Je ne suis nullement opposée, bien au contraire, aux recherches sur le « genre », à Sciences-Po ou ailleurs. Il y a une construction sociale et une interprétation culturelle de la différence des sexes, comme le montre la diversité des cultures, des institutions, des relations sociales.
** Mais la distinction de sexe au sens strict reste pertinente si l’on considère ce que François Jacob appelle la logique du vivant, car les êtres humains sont des êtres vivants, jusqu’à preuve du contraire.
J’ai le sentiment très net que la différence sexuelle est devenue pour certains un véritable tabou, un sujet interdit. Au lieu d’une réflexion philosophique et anthropologique, on a affaire à un combat politique, comme s’il était réactionnaire de dire qu’il existe des hommes et des femmes. C’est assez amusant, au moment où tout le monde se félicite des progrès de la parité… Mais ce ne sont pas les « Gender studies» qui font problème, ce sont les « Queer studies».
** Qu’est-ce qui fonde cette polémique ?
Les « études de genre » concernent l’aspect social des rapports hommes-femmes. Elles ne contestent pas la différence des sexes et l’asymétrie des corps sexués. En revanche, pour la « pensée Queer » ou « Queer theory », représentée par Judith Butler, la question n’est plus la construction sociale des sexes et encore moins l’histoire de la domination masculine, mais la « domination hétérosexuelle». D’où la polémique. Or, c’est complètement autre chose ! Il faut en fait traiter les deux problèmes. Mais, à mon sens, la lutte contre l’homophobie n’implique pas la négation de la différence sexuelle.
** En France, les idées de Judith Butler sont plébiscitées au nom de la libération du corps…
Dans son ouvrage "Ces corps qui comptent" Judith Butler réduit les corps à une matière brute, inerte, plastique, qui n’aurait aucune propriété. C’est là une extrême violence faite au corps, et donc aux personnes, comme je l’ai montré dans Corps en miettes.
Un courant faussement moderne considère le corps comme un matériau de fabrication. Il conduit à considérer les animaux comme des choses, puis les êtres humains eux-mêmes comme des choses. Or les êtres humains sont des individus vivants et des personnes. La distinction entre les personnes et les choses est d’ailleurs fondamentale dans notre droit.
** Quelles sont les conséquences de ces idées sur la conception de la famille ?L’une des conséquences est justement d’envisager l’enfant comme un produit fabriqué en laboratoire et les parents légaux comme des individus neutres, dont le sexe serait indifférent.
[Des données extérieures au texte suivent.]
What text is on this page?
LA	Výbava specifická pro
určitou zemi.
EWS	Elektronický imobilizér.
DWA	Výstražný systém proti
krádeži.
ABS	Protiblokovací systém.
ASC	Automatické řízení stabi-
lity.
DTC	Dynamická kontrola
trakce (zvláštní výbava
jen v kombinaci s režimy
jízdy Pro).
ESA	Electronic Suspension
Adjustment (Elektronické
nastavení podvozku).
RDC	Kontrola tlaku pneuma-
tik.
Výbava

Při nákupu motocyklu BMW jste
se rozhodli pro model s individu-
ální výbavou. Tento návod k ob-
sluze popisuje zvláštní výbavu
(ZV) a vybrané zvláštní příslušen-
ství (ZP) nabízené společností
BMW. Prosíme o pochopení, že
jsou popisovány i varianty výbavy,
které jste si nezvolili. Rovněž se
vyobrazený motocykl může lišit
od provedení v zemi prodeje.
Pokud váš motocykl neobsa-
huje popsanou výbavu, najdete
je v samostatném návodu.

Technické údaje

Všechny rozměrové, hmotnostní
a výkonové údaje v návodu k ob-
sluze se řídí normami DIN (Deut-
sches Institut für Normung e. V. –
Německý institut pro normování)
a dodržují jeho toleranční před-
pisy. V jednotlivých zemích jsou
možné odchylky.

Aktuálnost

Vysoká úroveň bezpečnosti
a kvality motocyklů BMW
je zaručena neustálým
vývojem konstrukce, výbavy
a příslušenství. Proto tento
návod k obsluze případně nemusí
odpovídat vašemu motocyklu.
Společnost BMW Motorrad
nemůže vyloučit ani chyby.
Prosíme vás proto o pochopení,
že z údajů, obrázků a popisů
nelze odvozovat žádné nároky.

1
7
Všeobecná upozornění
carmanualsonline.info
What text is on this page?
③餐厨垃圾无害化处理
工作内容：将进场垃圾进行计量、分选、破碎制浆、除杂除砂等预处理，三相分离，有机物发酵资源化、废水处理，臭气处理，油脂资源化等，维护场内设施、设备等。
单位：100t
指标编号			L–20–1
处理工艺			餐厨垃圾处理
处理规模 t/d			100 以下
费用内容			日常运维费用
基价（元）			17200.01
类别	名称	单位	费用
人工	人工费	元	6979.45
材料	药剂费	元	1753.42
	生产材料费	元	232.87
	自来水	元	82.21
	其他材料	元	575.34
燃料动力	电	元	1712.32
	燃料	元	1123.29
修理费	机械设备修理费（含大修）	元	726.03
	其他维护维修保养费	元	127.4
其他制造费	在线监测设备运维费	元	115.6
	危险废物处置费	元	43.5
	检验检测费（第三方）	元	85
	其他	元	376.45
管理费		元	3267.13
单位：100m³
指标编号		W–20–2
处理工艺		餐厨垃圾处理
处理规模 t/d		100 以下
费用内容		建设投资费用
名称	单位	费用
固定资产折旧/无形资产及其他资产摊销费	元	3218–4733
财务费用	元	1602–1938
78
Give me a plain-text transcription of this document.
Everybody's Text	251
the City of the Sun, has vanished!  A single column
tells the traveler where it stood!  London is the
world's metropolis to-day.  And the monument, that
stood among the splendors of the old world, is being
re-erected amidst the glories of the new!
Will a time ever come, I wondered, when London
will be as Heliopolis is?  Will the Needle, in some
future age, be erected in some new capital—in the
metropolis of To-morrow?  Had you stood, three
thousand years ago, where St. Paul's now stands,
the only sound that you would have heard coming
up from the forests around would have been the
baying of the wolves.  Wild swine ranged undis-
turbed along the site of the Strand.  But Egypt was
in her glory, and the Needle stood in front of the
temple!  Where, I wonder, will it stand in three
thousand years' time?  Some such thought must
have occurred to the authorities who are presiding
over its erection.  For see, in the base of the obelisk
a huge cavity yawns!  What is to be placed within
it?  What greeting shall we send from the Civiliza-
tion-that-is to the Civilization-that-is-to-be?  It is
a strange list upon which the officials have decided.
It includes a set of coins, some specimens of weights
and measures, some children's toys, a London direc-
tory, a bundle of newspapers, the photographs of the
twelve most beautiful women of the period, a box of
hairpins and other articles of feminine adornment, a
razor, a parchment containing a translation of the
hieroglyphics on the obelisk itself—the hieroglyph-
Pourtant, même lors d’une fécondation in vitro (FIV), les rôles masculin et féminin dans une naissance ne sont pas identiques. Être « père » et « mère » - il se trouve que je suis mère et grand-mère -, c’est donc relatif à notre sexe et non pas à notre sexualité ou à notre « orientation sexuelle ».
On pourra retourner les choses comme on voudra, on n’arrivera pas à faire que ces deux rôles soient interchangeables. Ils sont aussi interdépendants. Cependant, comme ce sont les femmes qui portent les enfants et les mettent au monde, elles peuvent avoir des enfants sans être liées juridiquement à un homme. En revanche, la paternité, réputée incertaine, a été construite sur le mariage et la fidélité de l’épouse, et l’histoire du mariage patriarcal a été celle de la subordination légale des femmes à l’autorité maritale.
** En fait, vous rappelez le lien entre l’institution du mariage et la filiation…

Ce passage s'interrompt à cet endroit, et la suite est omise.